The housing bill signed by President Bush on July 30 raises the amount seniors can borrow using federally backed reverse mortgages and lowers the cost of getting the cash. A reverse mortgage is a loan against your home if you’re generally age 62 and over that doesn’t have to be paid back as long as you live in that house. Most reverse mortgages are home equity conversion mortgages, which are backed by the Federal Housing Administration, so you’ll still get your money even if the lender goes under. (The other two types are private loans and single-purpose reverse mortgages offered by some state and local government agencies and nonprofit organizations.) Avoid fees. High cost is the reason 63 percent of reverse-mortgage shoppers ultimately decided against applying for the loan, according to a December 2007 AARP survey. Also, bargain on closing costs, service fees, mortgage insurance premiums, and interest rates.

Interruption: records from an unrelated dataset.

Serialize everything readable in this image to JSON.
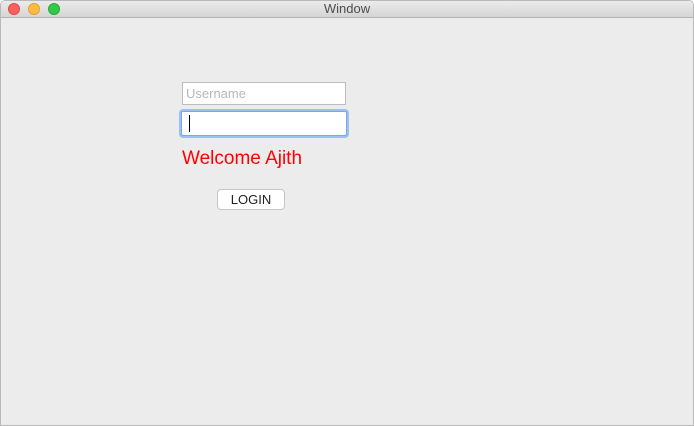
{
  "window": {
    "title": "Window"
  },
  "form": {
    "username_placeholder": "Username",
    "username_value": "",
    "password_value": "",
    "welcome_message": "Welcome Ajith",
    "login_label": "LOGIN"
  },
  "colors": {
    "welcome_text": "#ff0000",
    "focus_ring": "#9cc0f2",
    "traffic_close": "#fc605c",
    "traffic_minimize": "#fdbc40",
    "traffic_zoom": "#34c84a"
  }
}
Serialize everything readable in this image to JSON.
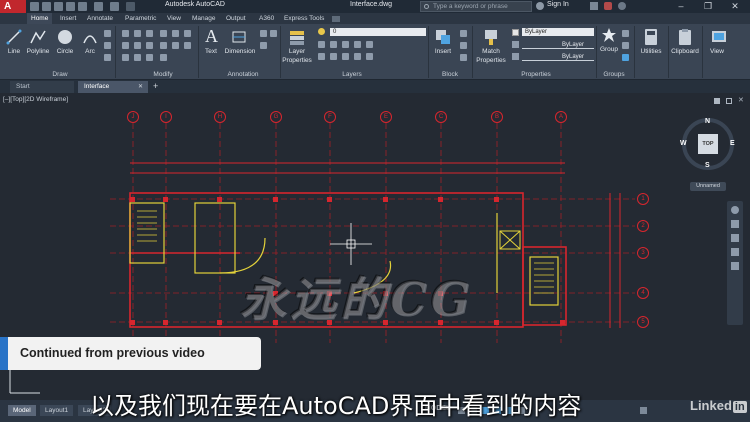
{
  "app": {
    "logo": "A",
    "title": "Autodesk AutoCAD",
    "file": "Interface.dwg"
  },
  "search": {
    "placeholder": "Type a keyword or phrase"
  },
  "account": {
    "sign_in": "Sign In"
  },
  "window_controls": {
    "minimize": "–",
    "restore": "❐",
    "close": "✕"
  },
  "ribbon_tabs": [
    "Home",
    "Insert",
    "Annotate",
    "Parametric",
    "View",
    "Manage",
    "Output",
    "A360",
    "Express Tools"
  ],
  "ribbon": {
    "draw": {
      "line": "Line",
      "polyline": "Polyline",
      "circle": "Circle",
      "arc": "Arc",
      "title": "Draw"
    },
    "modify": {
      "title": "Modify"
    },
    "annotation": {
      "text": "Text",
      "dimension": "Dimension",
      "title": "Annotation"
    },
    "layers": {
      "layer_properties_1": "Layer",
      "layer_properties_2": "Properties",
      "current_layer": "0",
      "title": "Layers"
    },
    "block": {
      "insert": "Insert",
      "title": "Block"
    },
    "properties": {
      "match_1": "Match",
      "match_2": "Properties",
      "color": "ByLayer",
      "linetype": "ByLayer",
      "lineweight": "ByLayer",
      "title": "Properties"
    },
    "groups": {
      "group": "Group",
      "title": "Groups"
    },
    "utilities": {
      "label": "Utilities"
    },
    "clipboard": {
      "label": "Clipboard"
    },
    "view": {
      "label": "View"
    }
  },
  "doc_tabs": {
    "start": "Start",
    "interface": "Interface",
    "new": "+"
  },
  "viewport": {
    "label": "[–][Top][2D Wireframe]",
    "viewcube_top": "TOP",
    "n": "N",
    "s": "S",
    "e": "E",
    "w": "W",
    "ucs": "Unnamed"
  },
  "grid_columns": [
    "J",
    "I",
    "H",
    "G",
    "F",
    "E",
    "C",
    "B",
    "A"
  ],
  "grid_rows": [
    "1",
    "2",
    "3",
    "4",
    "5",
    "6"
  ],
  "layout_tabs": [
    "Model",
    "Layout1",
    "Layout2"
  ],
  "status": {
    "model": "MODEL"
  },
  "overlay": {
    "continued": "Continued from previous video",
    "subtitle": "以及我们现在要在AutoCAD界面中看到的内容",
    "watermark": "永远的CG",
    "brand": "Linked",
    "brand_in": "in"
  },
  "colors": {
    "titlebar": "#202a36",
    "ribbon": "#3a4554",
    "canvas": "#242a33",
    "accent": "#2a74c7",
    "grid_red": "#d7262e",
    "wall_yellow": "#e3d23a"
  }
}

Barbara Stucki, director of home equity initiatives for the National Council on Aging, recommends spending an hour or longer discussing the loan. Keep up the house. "If there is hurricane or flood damage to the home that you can’t repair, the loan is due," cautions Prescott Cole, an attorney and elder-care advocate who has worked with numerous reverse-mortgage borrowers. "If you can’t repay the loan, you will lose your house."
"If you go into a nursing home for longer than 12 months, the loan is due."